KANANASKIS, CANADA : Les pays du G7 ont entamé dimanche des négociations dans l'espoir de trouver un langage commun concernant le conflit entre l'Iran et Israël, alors que leurs dirigeants, dont le président américain, se retrouvent pour un sommet sous tension dans les Rocheuses canadiennes.

Il s'agit du premier grand sommet depuis que Donald Trump est revenu au pouvoir en janvier, ce qui a fragilisé l'unité du club des grandes démocraties industrialisées (Allemagne, Royaume-Uni, Canada, États-Unis, France, Italie et Japon).

Le président américain, qui n'a cessé de menacer le Canada ces derniers mois, est arrivé en fin de journée dans ce pays, avec sur la tête une casquette blanche portant son slogan « Make America Great Again » (« Rendre sa grandeur à l'Amérique »).
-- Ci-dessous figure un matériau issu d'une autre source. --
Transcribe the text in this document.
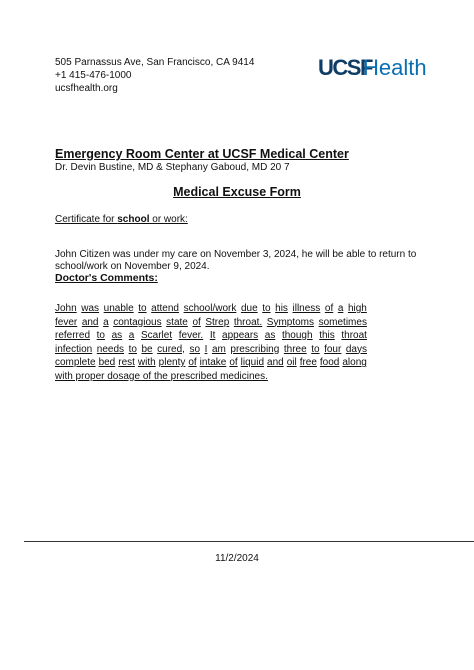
505 Parnassus Ave, San Francisco, CA 9414
+1 415-476-1000
ucsfhealth.org
UCSF
Health
Emergency Room Center at UCSF Medical Center
Dr. Devin Bustine, MD & Stephany Gaboud, MD 20 7
Medical Excuse Form
Certificate for school or work:
John Citizen was under my care on November 3, 2024, he will be able to return to
school/work on November 9, 2024.
Doctor's Comments:
John was unable to attend school/work due to his illness of a high
fever and a contagious state of Strep throat. Symptoms sometimes
referred to as a Scarlet fever. It appears as though this throat
infection needs to be cured, so I am prescribing three to four days
complete bed rest with plenty of intake of liquid and oil free food along
with proper dosage of the prescribed medicines.
11/2/2024
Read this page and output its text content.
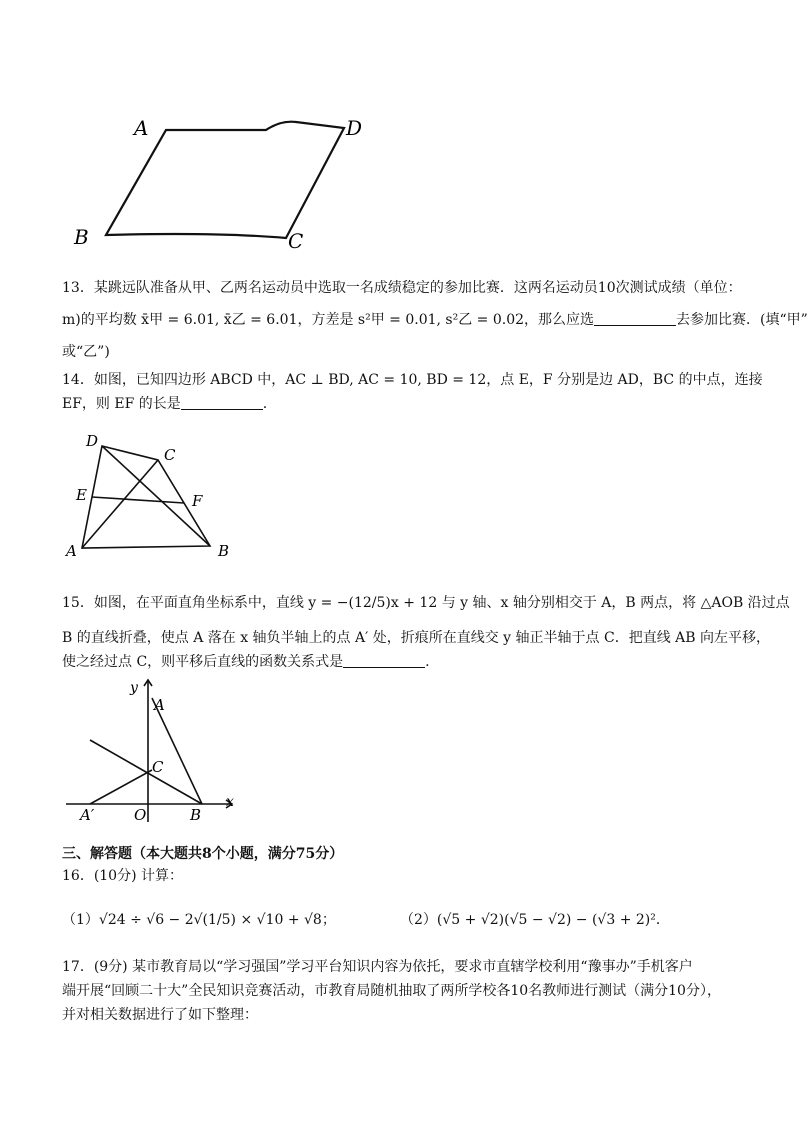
A	D
B	C
13．某跳远队准备从甲、乙两名运动员中选取一名成绩稳定的参加比赛．这两名运动员10次测试成绩（单位：
m)的平均数 x̄甲 = 6.01, x̄乙 = 6.01，方差是 s²甲 = 0.01, s²乙 = 0.02，那么应选	去参加比赛．(填“甲”
或“乙”)
14．如图，已知四边形 ABCD 中，AC ⊥ BD, AC = 10, BD = 12，点 E，F 分别是边 AD，BC 的中点，连接
EF，则 EF 的长是	.
D
C
E	F
A	B
15．如图，在平面直角坐标系中，直线 y = −(12/5)x + 12 与 y 轴、x 轴分别相交于 A，B 两点，将 △AOB 沿过点
B 的直线折叠，使点 A 落在 x 轴负半轴上的点 A′ 处，折痕所在直线交 y 轴正半轴于点 C．把直线 AB 向左平移，
使之经过点 C，则平移后直线的函数关系式是	.
y
x
A
C
A′	O	B
三、解答题（本大题共8个小题，满分75分）
16．(10分) 计算：
（1）√24 ÷ √6 − 2√(1/5) × √10 + √8；	（2）(√5 + √2)(√5 − √2) − (√3 + 2)²．
17．(9分) 某市教育局以“学习强国”学习平台知识内容为依托，要求市直辖学校利用“豫事办”手机客户
端开展“回顾二十大”全民知识竞赛活动，市教育局随机抽取了两所学校各10名教师进行测试（满分10分），
并对相关数据进行了如下整理：
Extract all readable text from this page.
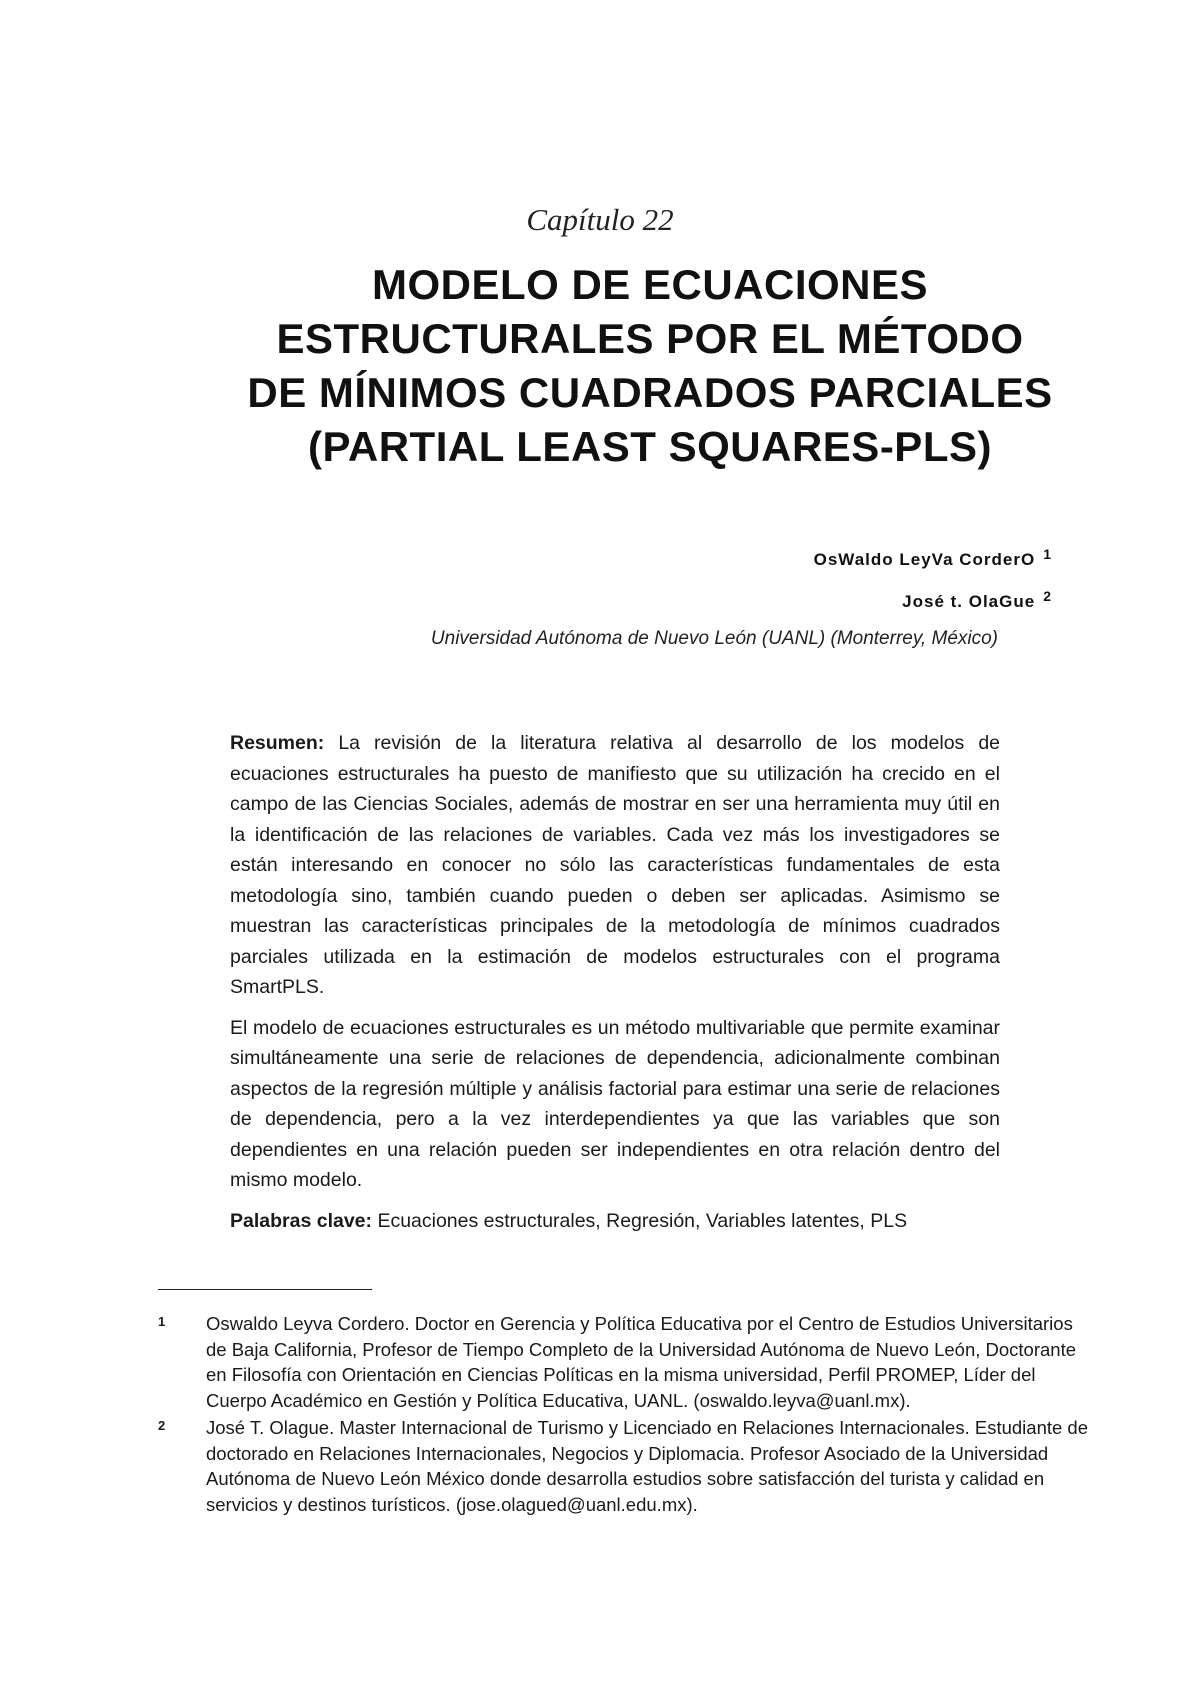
Capítulo 22
MODELO DE ECUACIONES
ESTRUCTURALES POR EL MÉTODO
DE MÍNIMOS CUADRADOS PARCIALES
(PARTIAL LEAST SQUARES-PLS)
OsWaldo LeyVa CorderO $^1$
José t. OlaGue $^2$
Universidad Autónoma de Nuevo León (UANL) (Monterrey, México)

Resumen: La revisión de la literatura relativa al desarrollo de los modelos de ecuaciones estructurales ha puesto de manifiesto que su utilización ha crecido en el campo de las Ciencias Sociales, además de mostrar en ser una herramienta muy útil en la identificación de las relaciones de variables. Cada vez más los investigadores se están interesando en conocer no sólo las características fundamentales de esta metodología sino, también cuando pueden o deben ser aplicadas. Asimismo se muestran las características principales de la metodología de mínimos cuadrados parciales utilizada en la estimación de modelos estructurales con el programa SmartPLS.

El modelo de ecuaciones estructurales es un método multivariable que permite examinar simultáneamente una serie de relaciones de dependencia, adicionalmente combinan aspectos de la regresión múltiple y análisis factorial para estimar una serie de relaciones de dependencia, pero a la vez interdependientes ya que las variables que son dependientes en una relación pueden ser independientes en otra relación dentro del mismo modelo.

Palabras clave: Ecuaciones estructurales, Regresión, Variables latentes, PLS

1 Oswaldo Leyva Cordero. Doctor en Gerencia y Política Educativa por el Centro de Estudios Universitarios de Baja California, Profesor de Tiempo Completo de la Universidad Autónoma de Nuevo León, Doctorante en Filosofía con Orientación en Ciencias Políticas en la misma universidad, Perfil PROMEP, Líder del Cuerpo Académico en Gestión y Política Educativa, UANL. (oswaldo.leyva@uanl.mx).
2 José T. Olague. Master Internacional de Turismo y Licenciado en Relaciones Internacionales. Estudiante de doctorado en Relaciones Internacionales, Negocios y Diplomacia. Profesor Asociado de la Universidad Autónoma de Nuevo León México donde desarrolla estudios sobre satisfacción del turista y calidad en servicios y destinos turísticos. (jose.olagued@uanl.edu.mx).
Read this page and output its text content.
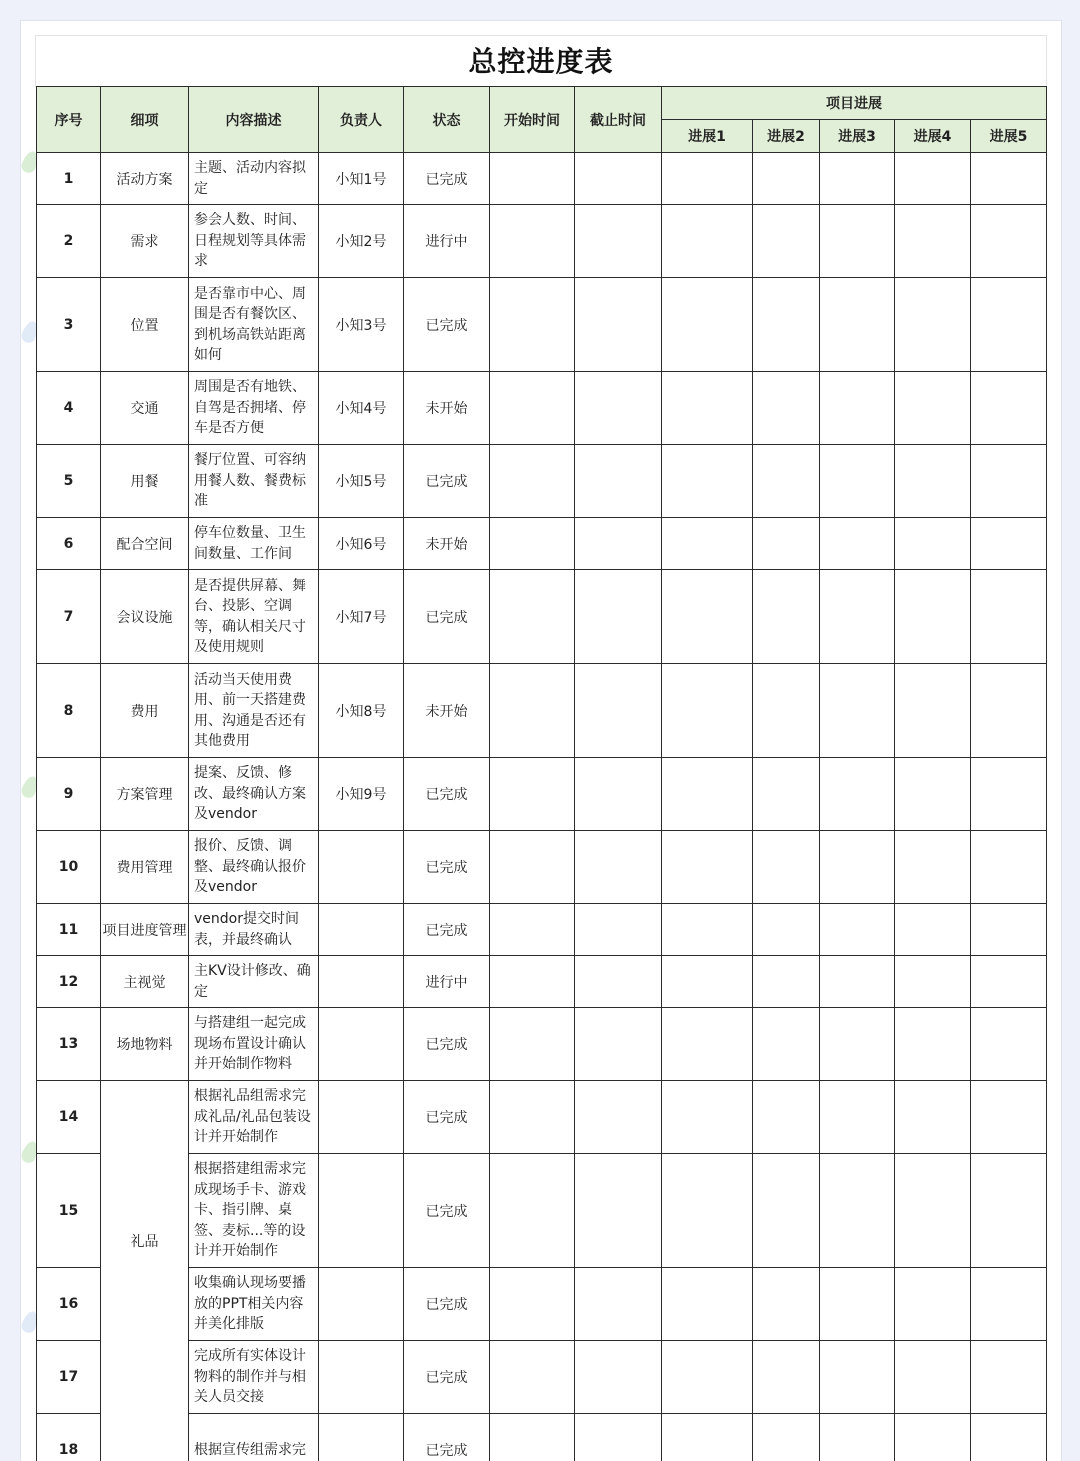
总控进度表
序号	细项	内容描述	负责人	状态	开始时间	截止时间	项目进展				
							进展1	进展2	进展3	进展4	进展5
1	活动方案	主题、活动内容拟定	小知1号	已完成							
2	需求	参会人数、时间、日程规划等具体需求	小知2号	进行中							
3	位置	是否靠市中心、周围是否有餐饮区、到机场高铁站距离如何	小知3号	已完成							
4	交通	周围是否有地铁、自驾是否拥堵、停车是否方便	小知4号	未开始							
5	用餐	餐厅位置、可容纳用餐人数、餐费标准	小知5号	已完成							
6	配合空间	停车位数量、卫生间数量、工作间	小知6号	未开始							
7	会议设施	是否提供屏幕、舞台、投影、空调等，确认相关尺寸及使用规则	小知7号	已完成							
8	费用	活动当天使用费用、前一天搭建费用、沟通是否还有其他费用	小知8号	未开始							
9	方案管理	提案、反馈、修改、最终确认方案及vendor	小知9号	已完成							
10	费用管理	报价、反馈、调整、最终确认报价及vendor		已完成							
11	项目进度管理	vendor提交时间表，并最终确认		已完成							
12	主视觉	主KV设计修改、确定		进行中							
13	场地物料	与搭建组一起完成现场布置设计确认并开始制作物料		已完成							
14	礼品	根据礼品组需求完成礼品/礼品包装设计并开始制作		已完成							
15		根据搭建组需求完成现场手卡、游戏卡、指引牌、桌签、麦标...等的设计并开始制作		已完成							
16		收集确认现场要播放的PPT相关内容并美化排版		已完成							
17		完成所有实体设计物料的制作并与相关人员交接		已完成							
18		根据宣传组需求完		已完成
Pour cette réunion qui se déroule à Kananaskis, dans le parc national de Banff, dans l'ouest du Canada, il retrouvera ses alliés du G7 ainsi que les dirigeants de nombreux autres pays invités : l'Inde, l'Ukraine, le Mexique, l'Afrique du Sud et l'Australie seront notamment présents.

La priorité absolue pour tous sera d'éviter les drames, malgré les nombreux sujets de frictions, des droits de douane imposés par Donald Trump à la guerre en Ukraine, ou encore à celle du Moyen-Orient.

Mais parviendront-ils à parler d'une voix commune, notamment sur cette région du monde ?

Israël a stupéfié le monde vendredi en ouvrant un nouveau front avec une campagne militaire surprise et massive contre l'Iran.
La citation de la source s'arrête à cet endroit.